We tested with dual random read, as we wanted to see how the memory system coped with multiple read requests. To keep the graph readeable we limited ourselves to the CPUs that were different. The Xeon E5-2695 and 2699 have a very similar memory subsytem (dual memory controller) so we tested only the E5-2699.
The massive L3 caches do have some disadvantages: latency goes up. The L3 cache of the Xeon E5-2699 v3 (45MB) has a latency between 20 and 32 ns while the 20MB cache of the Xeon E5-2690 hovers between 15 and 20 ns. That translates to about 90 cycles versus 60, which is considerable.
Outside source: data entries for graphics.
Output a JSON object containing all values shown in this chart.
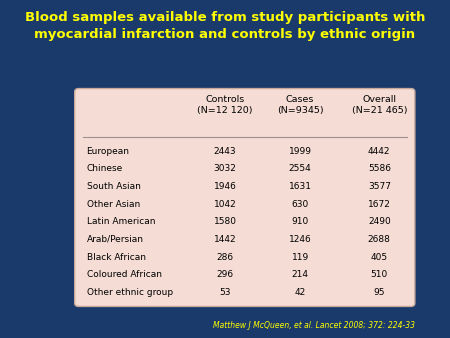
{
  "title_line1": "Blood samples available from study participants with",
  "title_line2": "myocardial infarction and controls by ethnic origin",
  "title_color": "#FFFF00",
  "background_color": "#1a3a6b",
  "table_bg_color": "#f5ddd5",
  "citation": "Matthew J McQueen, et al. Lancet 2008; 372: 224-33",
  "citation_color": "#FFFF00",
  "col_headers": [
    "Controls\n(N=12 120)",
    "Cases\n(N=9345)",
    "Overall\n(N=21 465)"
  ],
  "row_labels": [
    "European",
    "Chinese",
    "South Asian",
    "Other Asian",
    "Latin American",
    "Arab/Persian",
    "Black African",
    "Coloured African",
    "Other ethnic group"
  ],
  "data": [
    [
      "2443",
      "1999",
      "4442"
    ],
    [
      "3032",
      "2554",
      "5586"
    ],
    [
      "1946",
      "1631",
      "3577"
    ],
    [
      "1042",
      "630",
      "1672"
    ],
    [
      "1580",
      "910",
      "2490"
    ],
    [
      "1442",
      "1246",
      "2688"
    ],
    [
      "286",
      "119",
      "405"
    ],
    [
      "296",
      "214",
      "510"
    ],
    [
      "53",
      "42",
      "95"
    ]
  ]
}
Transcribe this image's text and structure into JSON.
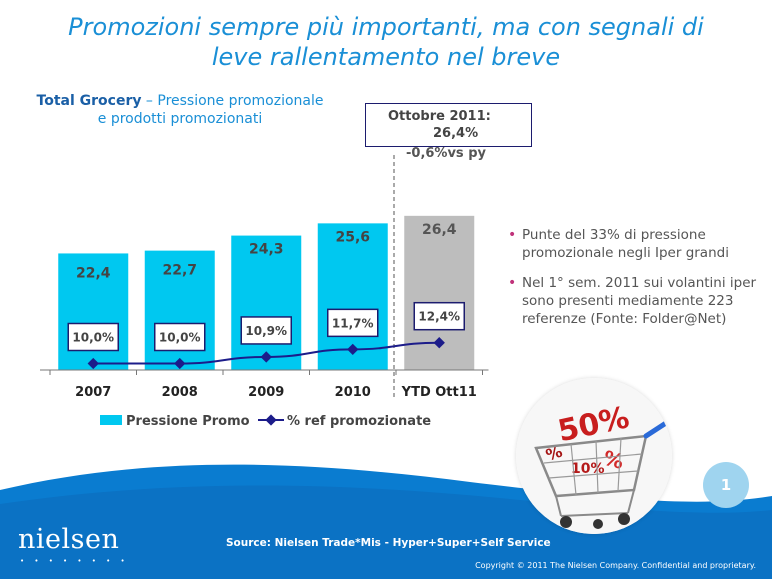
{
  "slide": {
    "title_line1": "Promozioni sempre più importanti, ma con segnali di",
    "title_line2": "leve rallentamento nel breve",
    "subtitle_strong": "Total Grocery",
    "subtitle_rest_1": " – Pressione promozionale",
    "subtitle_line2": "e prodotti promozionati",
    "callout_line1": "Ottobre 2011:",
    "callout_line2": "26,4%",
    "callout_line3": "-0,6%vs py",
    "bullets": [
      "Punte del 33% di pressione promozionale negli Iper grandi",
      "Nel 1° sem. 2011 sui volantini iper sono presenti mediamente 223 referenze (Fonte: Folder@Net)"
    ],
    "page_number": "1",
    "logo_text": "nielsen",
    "logo_dots": "• • • • • • • •",
    "source": "Source: Nielsen Trade*Mis - Hyper+Super+Self Service",
    "copyright": "Copyright © 2011 The Nielsen Company. Confidential and proprietary.",
    "colors": {
      "title": "#1a8fd6",
      "bar": "#00c8f0",
      "bar_ytd": "#bdbdbd",
      "line": "#1c1c8a",
      "wave": "#0a7cd0"
    }
  },
  "chart_data": {
    "type": "bar",
    "categories": [
      "2007",
      "2008",
      "2009",
      "2010",
      "YTD Ott11"
    ],
    "series": [
      {
        "name": "Pressione Promo",
        "type": "bar",
        "values": [
          22.4,
          22.7,
          24.3,
          25.6,
          26.4
        ],
        "labels": [
          "22,4",
          "22,7",
          "24,3",
          "25,6",
          "26,4"
        ]
      },
      {
        "name": "% ref promozionate",
        "type": "line",
        "values": [
          10.0,
          10.0,
          10.9,
          11.7,
          12.4
        ],
        "labels": [
          "10,0%",
          "10,0%",
          "10,9%",
          "11,7%",
          "12,4%"
        ]
      }
    ],
    "legend_position": "bottom",
    "highlight_last_category": true
  }
}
However, it's not a case of the Haswell's L3 cache being a lot worse: the 20MB L3 cache of the Xeon E5-2667 v3 is only slightly slower than the Xeon E5-2690 and is still faster than the Xeon E5-2697 v2 (30MB). The main culprit is simply dealing with a huge amount of cache on the E5-2699 v3. In the next test, we will focus on the latency of the DRAM subsystem.
The DRAM subsystem is still three or four times slower than the massive L3 cache. LRDIMMs still have a very small latency overhead – +3.6% at the most – but that is neglible.
DDR4-2133 seems to have the same latency as DDR3-1866 . We measured 81.6 ns on the Xeon E5-2697 v2. Considering that DDR4-2400 is just around the corner, DDR4 will quickly give a performance boost to the new platform.